The growth in terahertz frequency applications utilising the quantum cascade laser is hampered by a lack of targeted power delivery solutions over large distances (>100 mm). Here we demonstrate the efficient coupling of double-metal quantum cascade lasers into flexible polystyrene lined hollow metallic waveguides via the use of a hollow copper waveguide integrated into the laser mounting block. Our approach exhibits low divergence, Gaussian-like emission, which is robust to misalignment error, at distances > 550 mm, with a coupling efficiency from the hollow copper waveguide into the flexible waveguide > 90%. We also demonstrate the ability to nitrogen purge the flexible waveguide, increasing the power transmission by up to 20% at 2.85 THz, which paves the way for future fibre based terahertz sensing and spectroscopy applications.

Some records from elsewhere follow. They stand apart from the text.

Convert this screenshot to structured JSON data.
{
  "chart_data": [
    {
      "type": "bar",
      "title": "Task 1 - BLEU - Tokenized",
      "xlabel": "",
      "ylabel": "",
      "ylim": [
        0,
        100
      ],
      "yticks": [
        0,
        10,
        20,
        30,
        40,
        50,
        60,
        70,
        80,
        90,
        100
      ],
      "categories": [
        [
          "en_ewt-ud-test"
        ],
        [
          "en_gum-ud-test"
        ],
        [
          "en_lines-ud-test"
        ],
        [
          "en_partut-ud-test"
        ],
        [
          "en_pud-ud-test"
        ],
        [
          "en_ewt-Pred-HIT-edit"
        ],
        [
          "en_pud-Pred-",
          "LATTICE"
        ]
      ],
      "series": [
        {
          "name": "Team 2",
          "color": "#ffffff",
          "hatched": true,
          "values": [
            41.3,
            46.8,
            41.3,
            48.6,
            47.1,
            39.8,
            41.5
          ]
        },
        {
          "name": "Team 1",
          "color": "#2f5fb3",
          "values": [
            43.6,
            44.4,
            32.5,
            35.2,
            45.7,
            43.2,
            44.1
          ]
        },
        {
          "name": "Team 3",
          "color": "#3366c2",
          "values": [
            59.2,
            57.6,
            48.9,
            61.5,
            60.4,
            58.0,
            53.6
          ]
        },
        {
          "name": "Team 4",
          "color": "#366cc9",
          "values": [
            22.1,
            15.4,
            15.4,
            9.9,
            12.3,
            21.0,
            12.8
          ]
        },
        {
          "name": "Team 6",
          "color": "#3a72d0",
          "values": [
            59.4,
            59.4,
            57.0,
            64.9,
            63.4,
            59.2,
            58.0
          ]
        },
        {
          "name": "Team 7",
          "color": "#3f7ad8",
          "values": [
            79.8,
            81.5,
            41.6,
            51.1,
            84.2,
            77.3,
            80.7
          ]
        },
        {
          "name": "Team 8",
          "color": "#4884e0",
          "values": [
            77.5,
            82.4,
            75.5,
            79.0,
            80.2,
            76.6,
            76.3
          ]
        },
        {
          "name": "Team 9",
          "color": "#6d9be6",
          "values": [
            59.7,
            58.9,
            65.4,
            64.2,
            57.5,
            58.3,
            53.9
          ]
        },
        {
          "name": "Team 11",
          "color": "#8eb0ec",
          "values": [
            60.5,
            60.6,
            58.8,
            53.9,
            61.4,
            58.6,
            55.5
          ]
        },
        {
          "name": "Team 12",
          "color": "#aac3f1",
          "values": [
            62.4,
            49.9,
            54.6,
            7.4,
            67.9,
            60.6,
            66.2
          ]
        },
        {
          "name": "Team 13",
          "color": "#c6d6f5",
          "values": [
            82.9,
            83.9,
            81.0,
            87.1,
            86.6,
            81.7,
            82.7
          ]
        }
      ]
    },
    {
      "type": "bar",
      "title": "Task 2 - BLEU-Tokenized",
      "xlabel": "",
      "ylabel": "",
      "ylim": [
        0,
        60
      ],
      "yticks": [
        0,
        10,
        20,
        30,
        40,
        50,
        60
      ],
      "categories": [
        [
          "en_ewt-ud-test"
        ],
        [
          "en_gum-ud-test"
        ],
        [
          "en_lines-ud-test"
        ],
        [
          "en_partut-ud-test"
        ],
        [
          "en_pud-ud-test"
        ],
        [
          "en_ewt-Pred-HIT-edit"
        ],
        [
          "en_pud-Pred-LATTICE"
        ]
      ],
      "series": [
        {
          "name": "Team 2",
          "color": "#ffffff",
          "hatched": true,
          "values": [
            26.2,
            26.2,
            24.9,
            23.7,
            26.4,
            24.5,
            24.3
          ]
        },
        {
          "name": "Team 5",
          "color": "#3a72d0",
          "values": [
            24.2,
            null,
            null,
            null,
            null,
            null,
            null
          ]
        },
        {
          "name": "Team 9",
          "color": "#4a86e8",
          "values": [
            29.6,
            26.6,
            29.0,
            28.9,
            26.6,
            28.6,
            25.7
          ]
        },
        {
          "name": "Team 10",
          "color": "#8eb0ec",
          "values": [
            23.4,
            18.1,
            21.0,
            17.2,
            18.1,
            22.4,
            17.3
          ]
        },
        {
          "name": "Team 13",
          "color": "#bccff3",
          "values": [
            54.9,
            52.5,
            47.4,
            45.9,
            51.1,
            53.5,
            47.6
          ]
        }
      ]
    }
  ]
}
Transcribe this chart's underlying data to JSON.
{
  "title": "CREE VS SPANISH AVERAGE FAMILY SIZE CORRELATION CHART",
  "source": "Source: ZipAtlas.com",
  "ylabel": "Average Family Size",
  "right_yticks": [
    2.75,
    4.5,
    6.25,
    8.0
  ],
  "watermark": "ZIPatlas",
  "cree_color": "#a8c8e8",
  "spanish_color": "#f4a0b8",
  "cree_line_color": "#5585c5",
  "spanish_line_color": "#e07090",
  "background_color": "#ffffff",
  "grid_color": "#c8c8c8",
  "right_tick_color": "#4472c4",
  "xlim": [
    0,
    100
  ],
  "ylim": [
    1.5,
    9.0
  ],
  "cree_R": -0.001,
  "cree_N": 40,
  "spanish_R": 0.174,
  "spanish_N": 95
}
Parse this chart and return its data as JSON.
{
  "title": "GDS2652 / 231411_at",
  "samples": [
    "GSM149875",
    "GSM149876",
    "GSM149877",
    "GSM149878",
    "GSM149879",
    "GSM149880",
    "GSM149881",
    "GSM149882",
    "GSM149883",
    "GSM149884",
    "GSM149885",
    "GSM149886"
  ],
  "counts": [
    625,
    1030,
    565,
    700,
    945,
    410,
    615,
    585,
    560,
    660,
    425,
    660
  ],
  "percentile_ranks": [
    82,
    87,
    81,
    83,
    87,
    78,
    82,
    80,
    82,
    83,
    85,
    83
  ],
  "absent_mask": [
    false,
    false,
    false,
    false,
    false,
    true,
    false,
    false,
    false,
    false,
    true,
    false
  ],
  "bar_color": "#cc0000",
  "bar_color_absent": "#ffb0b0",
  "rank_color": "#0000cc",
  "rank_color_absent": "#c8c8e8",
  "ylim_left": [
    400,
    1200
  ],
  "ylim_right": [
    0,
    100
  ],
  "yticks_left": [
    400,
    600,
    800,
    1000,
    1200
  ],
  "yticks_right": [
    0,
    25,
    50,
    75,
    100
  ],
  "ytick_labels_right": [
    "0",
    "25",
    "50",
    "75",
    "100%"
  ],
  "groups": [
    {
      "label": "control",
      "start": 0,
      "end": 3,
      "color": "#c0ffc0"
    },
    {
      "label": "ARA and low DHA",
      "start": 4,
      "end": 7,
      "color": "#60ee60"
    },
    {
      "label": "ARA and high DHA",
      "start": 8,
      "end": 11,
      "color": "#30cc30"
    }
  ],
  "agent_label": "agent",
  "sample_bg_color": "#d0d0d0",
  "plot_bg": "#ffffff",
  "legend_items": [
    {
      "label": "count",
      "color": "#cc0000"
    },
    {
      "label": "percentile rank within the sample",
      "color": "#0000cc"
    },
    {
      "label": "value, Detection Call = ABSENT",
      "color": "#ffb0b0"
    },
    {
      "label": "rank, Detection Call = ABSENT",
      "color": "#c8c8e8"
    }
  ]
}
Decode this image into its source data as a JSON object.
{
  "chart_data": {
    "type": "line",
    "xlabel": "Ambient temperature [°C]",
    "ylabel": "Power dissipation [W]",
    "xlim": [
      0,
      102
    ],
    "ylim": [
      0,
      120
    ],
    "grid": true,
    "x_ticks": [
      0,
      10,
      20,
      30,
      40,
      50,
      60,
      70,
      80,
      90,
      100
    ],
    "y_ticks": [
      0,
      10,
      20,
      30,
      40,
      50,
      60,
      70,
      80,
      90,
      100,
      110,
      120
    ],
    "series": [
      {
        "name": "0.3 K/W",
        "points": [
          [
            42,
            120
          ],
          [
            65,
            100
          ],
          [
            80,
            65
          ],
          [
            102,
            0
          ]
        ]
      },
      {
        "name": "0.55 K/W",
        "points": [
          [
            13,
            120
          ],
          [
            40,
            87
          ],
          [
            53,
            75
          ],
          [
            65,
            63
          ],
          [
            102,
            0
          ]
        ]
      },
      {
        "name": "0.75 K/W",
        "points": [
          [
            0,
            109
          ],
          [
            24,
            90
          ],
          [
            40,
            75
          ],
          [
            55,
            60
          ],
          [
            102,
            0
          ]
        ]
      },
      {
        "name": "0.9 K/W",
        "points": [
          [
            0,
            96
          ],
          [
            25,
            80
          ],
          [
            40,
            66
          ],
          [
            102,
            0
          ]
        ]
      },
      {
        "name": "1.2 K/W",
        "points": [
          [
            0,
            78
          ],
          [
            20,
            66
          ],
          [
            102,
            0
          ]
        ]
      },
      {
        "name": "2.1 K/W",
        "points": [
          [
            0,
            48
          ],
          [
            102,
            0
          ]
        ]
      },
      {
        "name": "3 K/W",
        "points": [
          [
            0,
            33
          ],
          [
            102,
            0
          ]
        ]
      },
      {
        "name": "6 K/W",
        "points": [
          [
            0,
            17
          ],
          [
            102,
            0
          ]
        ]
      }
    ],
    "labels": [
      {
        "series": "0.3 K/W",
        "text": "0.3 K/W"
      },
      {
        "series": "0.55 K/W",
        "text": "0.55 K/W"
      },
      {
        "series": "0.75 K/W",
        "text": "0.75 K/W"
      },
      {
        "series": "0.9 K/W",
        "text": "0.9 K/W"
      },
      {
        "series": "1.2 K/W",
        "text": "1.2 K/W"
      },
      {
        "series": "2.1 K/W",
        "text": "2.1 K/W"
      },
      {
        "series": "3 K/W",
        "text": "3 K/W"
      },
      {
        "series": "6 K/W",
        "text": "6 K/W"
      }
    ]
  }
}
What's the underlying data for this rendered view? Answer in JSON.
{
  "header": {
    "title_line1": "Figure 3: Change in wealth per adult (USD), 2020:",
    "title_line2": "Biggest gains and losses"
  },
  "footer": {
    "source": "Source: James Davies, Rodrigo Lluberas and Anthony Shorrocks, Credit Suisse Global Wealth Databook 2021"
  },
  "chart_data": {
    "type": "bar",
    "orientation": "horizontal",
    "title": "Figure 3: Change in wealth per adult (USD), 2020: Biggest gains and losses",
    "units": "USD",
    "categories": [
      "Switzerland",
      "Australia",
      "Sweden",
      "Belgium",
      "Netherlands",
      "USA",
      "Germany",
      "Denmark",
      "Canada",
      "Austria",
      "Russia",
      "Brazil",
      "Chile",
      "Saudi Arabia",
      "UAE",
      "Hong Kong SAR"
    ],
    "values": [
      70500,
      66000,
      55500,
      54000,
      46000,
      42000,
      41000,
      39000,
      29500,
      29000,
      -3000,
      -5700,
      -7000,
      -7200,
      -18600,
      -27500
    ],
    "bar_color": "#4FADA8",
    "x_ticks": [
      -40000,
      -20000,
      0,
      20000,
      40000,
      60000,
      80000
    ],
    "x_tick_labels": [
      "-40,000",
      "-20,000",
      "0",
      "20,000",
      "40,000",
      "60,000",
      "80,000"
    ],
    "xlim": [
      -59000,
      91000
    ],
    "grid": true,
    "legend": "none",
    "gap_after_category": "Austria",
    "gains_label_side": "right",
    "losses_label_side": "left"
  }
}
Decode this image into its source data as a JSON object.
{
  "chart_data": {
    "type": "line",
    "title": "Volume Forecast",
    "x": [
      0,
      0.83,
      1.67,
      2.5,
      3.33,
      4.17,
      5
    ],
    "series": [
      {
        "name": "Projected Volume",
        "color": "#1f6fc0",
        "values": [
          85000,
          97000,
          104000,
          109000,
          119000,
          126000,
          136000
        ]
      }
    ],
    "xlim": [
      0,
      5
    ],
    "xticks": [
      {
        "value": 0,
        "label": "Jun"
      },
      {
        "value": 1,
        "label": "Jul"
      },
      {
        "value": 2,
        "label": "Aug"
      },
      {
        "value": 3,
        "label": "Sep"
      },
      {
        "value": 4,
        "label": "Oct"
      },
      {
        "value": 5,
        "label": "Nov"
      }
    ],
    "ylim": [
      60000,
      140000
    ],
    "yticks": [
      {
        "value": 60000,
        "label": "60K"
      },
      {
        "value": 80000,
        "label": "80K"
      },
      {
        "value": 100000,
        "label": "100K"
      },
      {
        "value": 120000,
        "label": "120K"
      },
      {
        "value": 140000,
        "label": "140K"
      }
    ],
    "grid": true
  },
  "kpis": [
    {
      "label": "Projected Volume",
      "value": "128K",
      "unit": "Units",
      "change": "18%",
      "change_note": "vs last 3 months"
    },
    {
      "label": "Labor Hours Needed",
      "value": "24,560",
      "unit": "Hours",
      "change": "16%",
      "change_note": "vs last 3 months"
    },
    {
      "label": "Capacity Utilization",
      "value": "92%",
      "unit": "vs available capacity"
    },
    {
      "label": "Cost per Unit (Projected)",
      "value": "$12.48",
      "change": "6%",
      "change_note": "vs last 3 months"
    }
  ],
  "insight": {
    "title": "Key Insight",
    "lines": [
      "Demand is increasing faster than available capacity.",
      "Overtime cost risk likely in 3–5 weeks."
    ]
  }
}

Investigation of metal sulfide optical thin film growth in low-loss IR hollow glass waveguides

In this study, the film growth kinetics for near and mid-IR reflection enhancing CdS and PbS dielectric thin films in HGWs is experimentally established. Crucial fabrication parameters including solution concentrations, pH, and fluid velocity are optimized. The film thickness of these films in HGWs is studied as a function of deposition time and temperature. Through IR spectral response analysis, the dielectric thin film thicknesses were determined and found to have a strong linear time dependence. Accurate metal sulfide film growth models in HGWs were developed, allowing for direct determination of necessary deposition times to yield metal sulfide HGW thin film coatings having a desired response.

Theoretical and experimental investigation of infrared properties of tapered silver/silver halide-coated hollow waveguides

Silver/silver halide-coated hollow-glass waveguides (HGWs) are capable of low-loss, broadband transmission at infrared wavelengths with the advantage of optical response tunability through alteration of a number of key design parameters. Generally, the design of circular HGWs has primarily involved optimization of the waveguide bore size and deposited film structure in order to obtain the desired optical response, with the waveguide bore size being held constant as a function of length. In this study, the effects of HGW structures consisting of linearly tapered inner diameters on the optical response at infrared wavelengths are theoretically and experimentally investigated. Theoretical analysis involving numerical ray optics methods accounting for the dynamic nature of bore size, and consequently light propagation, along the waveguide length is presented and compared to experimental results in order to gain a deeper understanding of these atypical HGW structures.